Pergunte a qualquer grande empresário se ele gostaria de ter uma operação na China e a resposta provavelmente será sim. Entrar no gigante vermelho é quase como uma medalha de mérito, pois representa acesso a um mercado gigantesco e ainda com muito espaço, com custos de produção muito baixos que levam também a exportações para todo mundo de maneira muito competitiva.

Mas, há seis dias, David Drummond, principal executivo jurídico do Google publicou o post “uma nova abordagem para a China” no blog oficial da empresa, informando que a empresa e dezenas de outras foram alvos de ataques de hackers chineses. Até aí, nada demais. Mas o vice-presidente afirmou categoricamente que os ataques tinham, como alvo, contas de e-mail de ativistas de direitos humanos daquele país. Ainda que não tenha dito explicitamente, ficou no ar a ideia de que o governo chinês poderia estar por trás daquelas ações.

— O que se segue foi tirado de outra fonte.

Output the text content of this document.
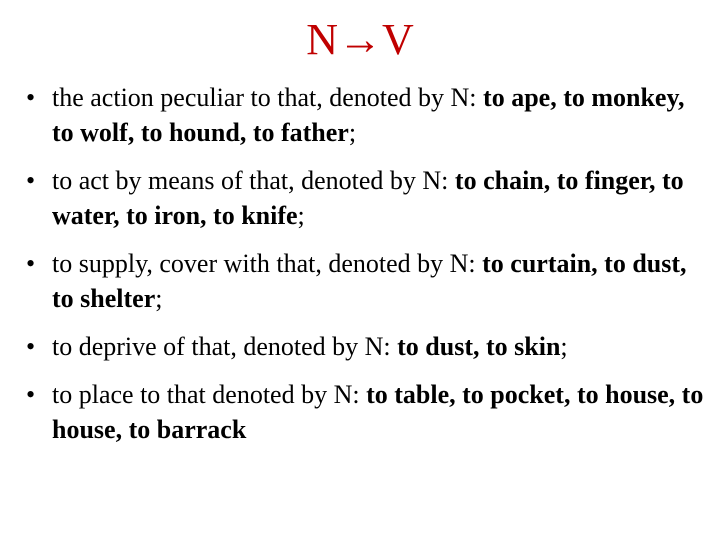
N→V
• the action peculiar to that, denoted by N: to ape, to monkey, to wolf, to hound, to father;
• to act by means of that, denoted by N: to chain, to finger, to water, to iron, to knife;
• to supply, cover with that, denoted by N: to curtain, to dust, to shelter;
• to deprive of that, denoted by N: to dust, to skin;
• to place to that denoted by N: to table, to pocket, to house, to house, to barrack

O Google afirma que, diante disso, mudará a postura de sua operação local, não mais aceitando a interferência e as regras do governo de Pequim, que obriga a empresa, por exemplo, a censurar os resultados de seu buscador, eliminando links para páginas que o governo considera contrárias a seus interesses. Quando foi anunciada, essa censura causou grande desconforto entre os usuários, inclusive maculando o mote informal do Google, “don’t be evil” (“não seja mau”).

Algumas empresas declararam apoio ao Google –como o Yahoo!– e outras nem tanto –como a Microsoft. E, apesar de a secretária de Estado do EUA, Hillary Clinton, ter dito que as acusações do Google “motivam preocupações e questionamentos muito sérios”, é pouco provável que o incidente provoque alguma crise política entre Washington e Pequim.

Vamos aos fatos! Qualquer empresa que quiser operar no mercado chinês tem que aceitar as regras e a interferência do governo local, e isso não vai mudar. Yao Jian, porta-voz do ministério do Comércio chinês já reiterou isso, após negar que o governo tenha relação com os ataques. Todas as empresas, de qualquer indústria, aceitam essa regra e os computadores vendidos no país vêm com um software-espião, batizado de Green Dam (“barragem verde”).

MAS… será que a China é a única “malvada”? Com toda essa gritaria, alguém se lembrou que as mesmas empresas também colaboram com o governo americano, especialmente depois dos atentados de 11 de setembro de 2001? O próprio CEO do Google, Eric Schmidt, sugeriu publicamente, no fim do ano passado, que ninguém deve colocar na Internet algum tipo de informação da qual possa se arrepender, pois a privacidade total não existe. No final das contas, há mesmo uma diferença nas investidas dos governos dos EUA e da China contra a privacidade? E tem ainda o nosso senador Eduardo Azeredo e seu famigerado projeto de lei, que quer “regular” a Internet brasileira.

Como se pode ver, tá todo mundo com o rabo preso.